B. Titling Your Paper
- Choose a punchy title that introduces your topic and sticks in your reader’s mind.
- Lesson plan
Your title is a key part of your paper–splashed across the top of your soon-to-be glorious piece of writing. It has to both introduce your topic and grip your reader.
Some people prefer to title their paper once they’ve finished writing the body of it. That’s OK. It doesn’t matter when you write it, as long as it’s punchy.
The title, “A Discussion of Symbolism in Shakespeare’s A Midsummer Night’s Dream” gets the most basic job done–tells the reader about the purpose of the paper–but it’s pretty banal and doesn’t exactly put your reader on the edge of his seat.

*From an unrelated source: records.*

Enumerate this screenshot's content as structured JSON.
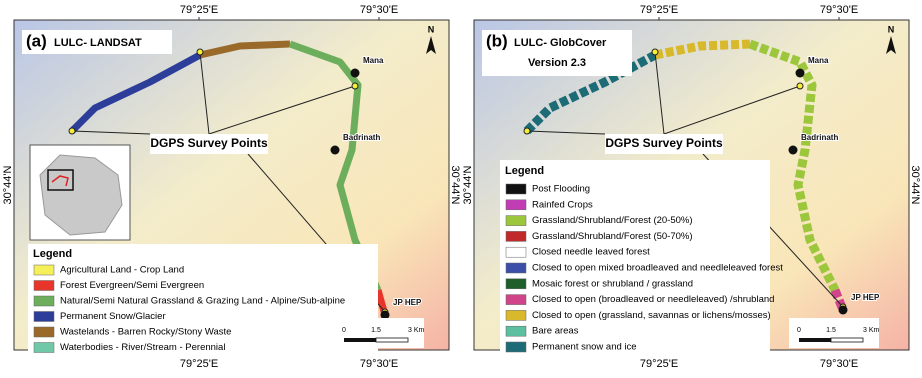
{
  "panels": [
    {
      "label": "(a)",
      "title": [
        "LULC- LANDSAT"
      ],
      "coords": {
        "top": [
          "79°25'E",
          "79°30'E"
        ],
        "bottom": [
          "79°25'E",
          "79°30'E"
        ],
        "left": "30°44'N",
        "right": "30°44'N"
      },
      "places": [
        "Mana",
        "Badrinath",
        "JP HEP"
      ],
      "annotation": "DGPS Survey Points",
      "legend": {
        "title": "Legend",
        "items": [
          {
            "label": "Agricultural Land - Crop Land",
            "color": "#f5ef5a"
          },
          {
            "label": "Forest Evergreen/Semi Evergreen",
            "color": "#e8352b"
          },
          {
            "label": "Natural/Semi Natural Grassland & Grazing Land - Alpine/Sub-alpine",
            "color": "#6cae5c"
          },
          {
            "label": "Permanent Snow/Glacier",
            "color": "#2c3e9a"
          },
          {
            "label": "Wastelands - Barren Rocky/Stony Waste",
            "color": "#9a6a2a"
          },
          {
            "label": "Waterbodies - River/Stream - Perennial",
            "color": "#6fc9a6"
          }
        ]
      },
      "scale": [
        "0",
        "1.5",
        "3 Km"
      ],
      "north": "N"
    },
    {
      "label": "(b)",
      "title": [
        "LULC- GlobCover",
        "Version 2.3"
      ],
      "coords": {
        "top": [
          "79°25'E",
          "79°30'E"
        ],
        "bottom": [
          "79°25'E",
          "79°30'E"
        ],
        "left": "30°44'N",
        "right": "30°44'N"
      },
      "places": [
        "Mana",
        "Badrinath",
        "JP HEP"
      ],
      "annotation": "DGPS Survey Points",
      "legend": {
        "title": "Legend",
        "items": [
          {
            "label": "Post Flooding",
            "color": "#111111"
          },
          {
            "label": "Rainfed Crops",
            "color": "#c23db5"
          },
          {
            "label": "Grassland/Shrubland/Forest (20-50%)",
            "color": "#9cc63b"
          },
          {
            "label": "Grassland/Shrubland/Forest (50-70%)",
            "color": "#c02a2a"
          },
          {
            "label": "Closed needle leaved forest",
            "color": "#ffffff"
          },
          {
            "label": "Closed to open mixed broadleaved and needleleaved forest",
            "color": "#3b4fa8"
          },
          {
            "label": "Mosaic forest or shrubland / grassland",
            "color": "#1f5e2a"
          },
          {
            "label": "Closed to open (broadleaved or needleleaved) /shrubland",
            "color": "#d0458a"
          },
          {
            "label": "Closed to open (grassland, savannas or lichens/mosses)",
            "color": "#d9b92c"
          },
          {
            "label": "Bare areas",
            "color": "#5cbfa0"
          },
          {
            "label": "Permanent snow and ice",
            "color": "#1e6b78"
          }
        ]
      },
      "scale": [
        "0",
        "1.5",
        "3 Km"
      ],
      "north": "N"
    }
  ]
}
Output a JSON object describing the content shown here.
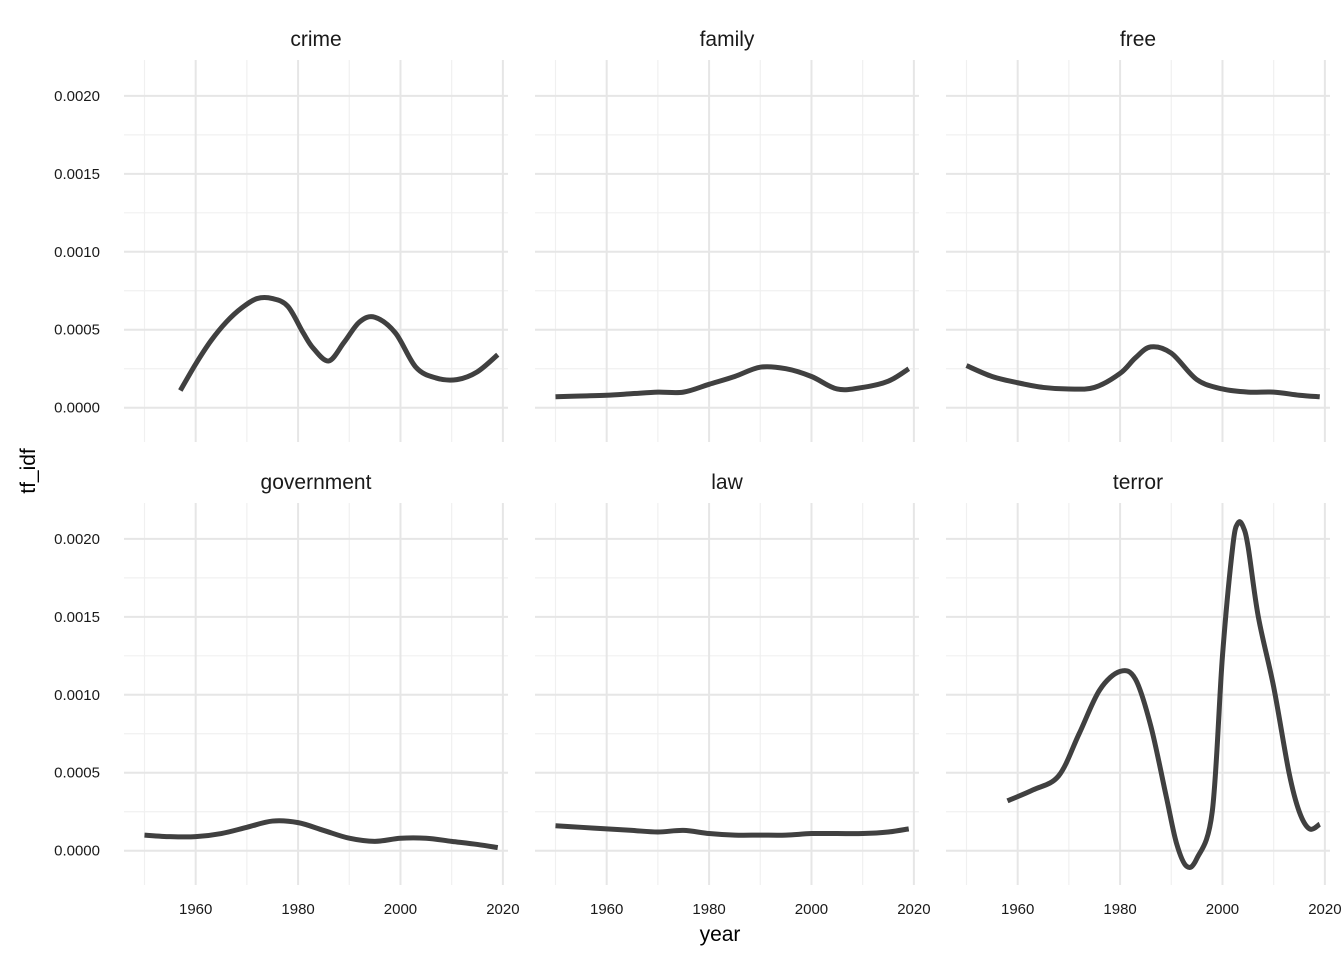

Instead, try something like “Sensuality, Sensationalism, and Scenery in Shakespearean Comedy”. It’s much more interesting and will leave your reader wanting more. Additionally, this title uses alliteration (repetitive use of the same sound), which adds interest.
It is generally acceptable to use more colloquial language when you’re writing your title compared to the rest of your paper, which should be written in an academic voice (see next section, “Audience and Academic Tone”). Therefore, it’s usually OK to use a catchphrase in your title: “Boys Will Be Men: An Analysis of Greek Childrearing Depicted in The Aeneid“.
Note this title’s use of the colon. The first title is the catchy, interesting one. But alone, it doesn’t tell you what the paper is about. The subtitle is more academic and reveals the subject of the paper. The colon is useful if you’re concerned that the meaning of your first title may confuse your reader.